Впервые на памяти Ки Чжонхён раздраженно закатил глаза и вновь пристально уставился на него, но уже без прежнего лукавства.
— Согласись, Бомми, глупо строить из себя невинную овечку с такой пошлостью на теле, — с этими ехидными словами Чжонхён без колебаний стрельнул глазами в то самое кольцо, неслучайным обладателем которого юноша стал много лет назад.
— О, так ты мне прикажешь его снять?! — угрожающе повысив голос, поинтересовался Ки.
— Оставь, если тебе так нравится эта штучка, — Чжонхён с ухмылкой осторожно подергал за упомянутую, отчего Ки невольно дернулся в сторону. — Я вполне могу потерпеть до тех чудесных пор, когда ты сам дорастешь до приобретений, продиктованных хорошим вкусом.
Чжонхён твердо обхватил его рукой и заставил вновь опереться спиной о свою грудь.
— На много не надейся, — сердито вякнул Ки, устраиваясь удобнее и стараясь при этом не принести боли молодому человеку.
— Доверься мне, Бомми. Отдай свое тело на мое попечение.
Ки неслышно проворчал о чем-то. Но юношу, к его вящему разочарованию, не стали переспрашивать.

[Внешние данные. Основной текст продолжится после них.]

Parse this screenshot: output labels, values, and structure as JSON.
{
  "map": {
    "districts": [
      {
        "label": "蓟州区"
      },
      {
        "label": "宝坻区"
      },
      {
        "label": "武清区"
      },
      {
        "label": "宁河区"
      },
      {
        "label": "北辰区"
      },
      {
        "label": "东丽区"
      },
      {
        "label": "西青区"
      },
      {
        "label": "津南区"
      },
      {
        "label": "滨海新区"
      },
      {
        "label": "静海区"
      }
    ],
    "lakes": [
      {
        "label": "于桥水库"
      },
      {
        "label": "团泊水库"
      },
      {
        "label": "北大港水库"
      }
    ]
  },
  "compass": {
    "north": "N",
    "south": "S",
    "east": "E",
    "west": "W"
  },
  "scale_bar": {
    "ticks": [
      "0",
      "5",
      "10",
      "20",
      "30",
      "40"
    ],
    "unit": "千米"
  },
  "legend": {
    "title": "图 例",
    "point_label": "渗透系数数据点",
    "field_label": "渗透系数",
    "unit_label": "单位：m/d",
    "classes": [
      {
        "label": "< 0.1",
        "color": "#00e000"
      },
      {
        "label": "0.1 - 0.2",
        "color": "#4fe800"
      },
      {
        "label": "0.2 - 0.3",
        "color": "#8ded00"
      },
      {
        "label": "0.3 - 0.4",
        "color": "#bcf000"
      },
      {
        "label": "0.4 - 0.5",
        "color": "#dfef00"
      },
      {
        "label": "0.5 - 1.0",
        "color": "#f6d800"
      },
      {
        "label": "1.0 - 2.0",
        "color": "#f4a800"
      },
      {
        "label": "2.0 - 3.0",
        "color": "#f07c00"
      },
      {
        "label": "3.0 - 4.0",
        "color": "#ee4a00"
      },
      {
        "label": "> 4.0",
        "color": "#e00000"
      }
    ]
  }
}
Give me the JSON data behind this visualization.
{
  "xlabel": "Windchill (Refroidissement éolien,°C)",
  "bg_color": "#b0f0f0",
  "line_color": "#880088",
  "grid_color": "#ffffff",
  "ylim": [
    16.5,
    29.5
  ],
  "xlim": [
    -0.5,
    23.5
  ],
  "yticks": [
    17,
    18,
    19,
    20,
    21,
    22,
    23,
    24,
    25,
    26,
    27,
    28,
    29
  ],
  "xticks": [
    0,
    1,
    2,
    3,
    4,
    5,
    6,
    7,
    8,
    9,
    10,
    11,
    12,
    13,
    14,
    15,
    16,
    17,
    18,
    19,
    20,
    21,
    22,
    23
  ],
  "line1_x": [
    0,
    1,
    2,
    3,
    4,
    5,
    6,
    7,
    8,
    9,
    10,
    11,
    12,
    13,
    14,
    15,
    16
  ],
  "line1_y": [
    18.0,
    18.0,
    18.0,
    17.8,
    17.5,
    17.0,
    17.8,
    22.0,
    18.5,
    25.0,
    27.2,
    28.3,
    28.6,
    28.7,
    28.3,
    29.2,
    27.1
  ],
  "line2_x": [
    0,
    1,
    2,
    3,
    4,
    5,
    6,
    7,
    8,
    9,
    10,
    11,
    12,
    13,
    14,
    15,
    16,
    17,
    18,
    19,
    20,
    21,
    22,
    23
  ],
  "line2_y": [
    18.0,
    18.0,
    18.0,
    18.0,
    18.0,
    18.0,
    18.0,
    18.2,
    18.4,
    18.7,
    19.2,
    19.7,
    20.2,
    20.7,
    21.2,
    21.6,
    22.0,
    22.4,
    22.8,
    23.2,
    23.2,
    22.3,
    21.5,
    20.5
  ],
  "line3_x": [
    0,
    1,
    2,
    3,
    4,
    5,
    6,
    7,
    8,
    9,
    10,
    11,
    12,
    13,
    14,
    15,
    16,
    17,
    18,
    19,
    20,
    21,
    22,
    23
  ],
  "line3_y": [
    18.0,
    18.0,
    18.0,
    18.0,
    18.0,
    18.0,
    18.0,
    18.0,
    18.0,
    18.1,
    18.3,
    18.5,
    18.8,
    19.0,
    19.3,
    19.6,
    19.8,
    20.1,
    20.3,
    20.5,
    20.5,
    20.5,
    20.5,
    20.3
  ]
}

Чжонхён вновь устроил его голову на своем плече, прикоснулся губами к его виску и с упоением насладился тихим выдохом. Ки была приятна эта неутомимая настойчивость, хотя подобного он и под угрозой смерти бы не признал. Разве что на кон будет поставлена не его жизнь.
— Я не хочу стать, как Тара, дохлой кошелкой, — громче повторил юноша.
— Не станешь, если не будешь пытаться перерезать мне глотку, — рассеянно пробормотал Чжонхён, увлеченно водя губами по его шее.
— А она пыталась?
Чжонхён вновь пожал плечами. Ки не видел ни первого движения, ни этого, но он чувствовал их легкость. Словно он вовсе не давил на одно плечо Чжонхёна весом собственной головы.
— Я знаю, что я не обычный человек, но даже для меня это перебор, — сообщил он, тотчас же подумав о том, что в данный момент, несмотря на все пространные рассуждения о переборе и неправильности, он уже был готов позволить Чжонхёну снова зайти дальше ласковых поцелуев в шею и дразнящих прикосновений. Молодой человек же в который раз словно прочитал его мысли, что уже понемногу начинало казаться Ки правдой.